In answering to Charles Tannock’s (rightful) advice ensuring that we are “not blinded to reality by praising what is good when its obviously so even if emanating from the EU”, it is worthwhile focusing on Gordon Brown and Alistair Darling’s rescue plan and their supposed replication of the British model within a grander pan-European plan. After all, it sounds very good, does it not? Right now, Brown is being painted in the European media as a knight in shining armour. So, we must have some concerns for the plans, both the British package and also the trillion-euro pan-European plan. They are a big deal – and the Opposition is obliged to say something about it all (even if we are in agreement). So, here we go:
This is a massive gamble for taxpayers, both British and European. On the pan-European £1.17 trillion plan, I would suggest that the spending spree amounting to £1.17 trillion may turn out to be the biggest historic gamble of taxpayers’ money in recent European history. There are no guarantees it will work. There are no guarantees on future returns for eurozone Governments. There are certainly no guarantees that it will bring about more long-term good than harm in the global financial system. I am sure that the £1.17 trillion injection will be a welcome contribution to a pot which has so far proved to be bottomless.

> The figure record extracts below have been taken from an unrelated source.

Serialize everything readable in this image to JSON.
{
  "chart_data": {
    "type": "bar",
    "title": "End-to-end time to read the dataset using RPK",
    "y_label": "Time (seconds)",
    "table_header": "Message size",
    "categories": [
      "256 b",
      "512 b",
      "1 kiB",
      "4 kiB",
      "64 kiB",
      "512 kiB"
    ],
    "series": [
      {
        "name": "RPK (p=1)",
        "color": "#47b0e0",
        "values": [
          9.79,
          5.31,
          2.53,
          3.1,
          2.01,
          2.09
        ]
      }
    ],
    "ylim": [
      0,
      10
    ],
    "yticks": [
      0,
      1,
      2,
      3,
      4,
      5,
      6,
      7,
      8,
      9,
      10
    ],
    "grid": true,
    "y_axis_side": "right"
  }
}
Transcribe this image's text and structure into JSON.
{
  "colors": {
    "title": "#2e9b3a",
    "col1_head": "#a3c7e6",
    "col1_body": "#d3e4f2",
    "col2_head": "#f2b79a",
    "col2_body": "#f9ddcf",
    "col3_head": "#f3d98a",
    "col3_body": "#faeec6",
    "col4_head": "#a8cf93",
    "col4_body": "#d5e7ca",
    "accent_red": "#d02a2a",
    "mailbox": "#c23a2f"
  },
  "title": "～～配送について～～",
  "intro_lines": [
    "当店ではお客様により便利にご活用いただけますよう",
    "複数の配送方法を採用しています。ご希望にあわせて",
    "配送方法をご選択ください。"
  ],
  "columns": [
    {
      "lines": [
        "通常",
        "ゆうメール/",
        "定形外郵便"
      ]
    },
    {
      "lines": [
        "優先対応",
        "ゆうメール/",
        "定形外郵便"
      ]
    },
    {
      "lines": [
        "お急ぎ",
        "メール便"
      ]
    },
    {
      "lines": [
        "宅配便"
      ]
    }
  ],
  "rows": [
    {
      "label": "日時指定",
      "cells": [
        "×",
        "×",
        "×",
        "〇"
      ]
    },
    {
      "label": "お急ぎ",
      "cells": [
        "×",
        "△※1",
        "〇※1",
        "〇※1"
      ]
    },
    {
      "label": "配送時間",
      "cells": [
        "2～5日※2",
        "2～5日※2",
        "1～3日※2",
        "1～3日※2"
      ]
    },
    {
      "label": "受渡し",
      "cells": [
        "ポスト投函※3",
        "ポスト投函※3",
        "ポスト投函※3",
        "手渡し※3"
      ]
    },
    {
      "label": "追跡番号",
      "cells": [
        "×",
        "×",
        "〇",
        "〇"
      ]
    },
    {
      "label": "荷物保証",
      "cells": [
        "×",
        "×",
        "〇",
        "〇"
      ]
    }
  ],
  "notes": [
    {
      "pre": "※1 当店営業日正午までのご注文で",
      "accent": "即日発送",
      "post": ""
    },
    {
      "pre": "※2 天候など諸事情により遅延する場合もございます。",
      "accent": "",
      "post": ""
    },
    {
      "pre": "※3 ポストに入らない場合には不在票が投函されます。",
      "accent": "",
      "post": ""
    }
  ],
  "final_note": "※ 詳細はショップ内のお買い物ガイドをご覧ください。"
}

Did Brown save the day for Europe? On Gordon Brown’s supposed EU model, I think Gordon Brown and David Miliband’s suggestion that Europe has borrowed the British rescue model of tackling insolvency through liquidity injections, tackling funding through recapitalisation and tackling confidence through wholesale guarantees, means very little. Germany’s salvaging of Hypo Real Estate, the Dutch-Belgian rescue of Fortis and the French-Belgian rescue of Dexia have already been propped up along those lines. If anyone needs thanking right now, it is possibly France’s finance minister, Christine Lagarde. There is no proof in the success of Brown’s model in Britain, so we shall have to see if it is sufficient for Europe.
The one-size-fits-all eurozone approach appears unachievable. On Chancellor Angela Merkel’s claim in Paris that ‘we need a common approach in Europe but we must be able to adapt to each national situation in a flexible way’ is unachievable. The European Union and its 15-member eurozone have always followed an all-or-nothing approach according to a one-size-fits-all European solution. It has broken down in the face of reality.
Saving the reflexive British economy is different from rescuing the eurozone. On EMU, we might say that the failure of the EU's rigid economic and monetary union will become one of the most striking issues of the entire financial crisis since at its heart, Europe has always been wrong to assert that a singly harmonised and regulated European economic landscape with one single currency will work. It is the doomed economic environment upon which the European banking system rests, particularly for the eurozone 15. Consumers, taxpayers and voters across Europe are now paying the price.
Europe has declared it is a bottomless financial pit, so we should treat it as one (i.e. with caution). Regarding Gordon Brown’s initial proposals, Gordon Brown’s push to set up a European-wide funding plan, despite the flop at last Tuesday’s meeting in Luxembourg for a common banking rescue plan, and despite the collapse of the Growth and Stability Pact criteria in the Paris summit on the previous Saturday (which effectively means a collapse of eurozone financial standards), is to condemn Britain to further troughs in the financial crisis. That puts the European Union at fault and I do not even know if Brown’s approach is the right one. It may be a first.
As for EU regulation in the crisis, you know my view: that the European Union is grossly (but not singularly) at fault in the financial crisis. For example, we only have to talk of the Takeover Code and Market Abuse Directive – as Mervyn King has done – to see that they were to blame for the confusion in a potential takeover of Northern Rock. Again, politicians who have begun discussing ‘mark-to-market’ accounting rules used by all banks to value their assets have their basis in the EU Capital Requirements Directive. The last thing that Member States want is an even tighter stranglehold within the EU which is about to leave them to perish in the winter of their discontent.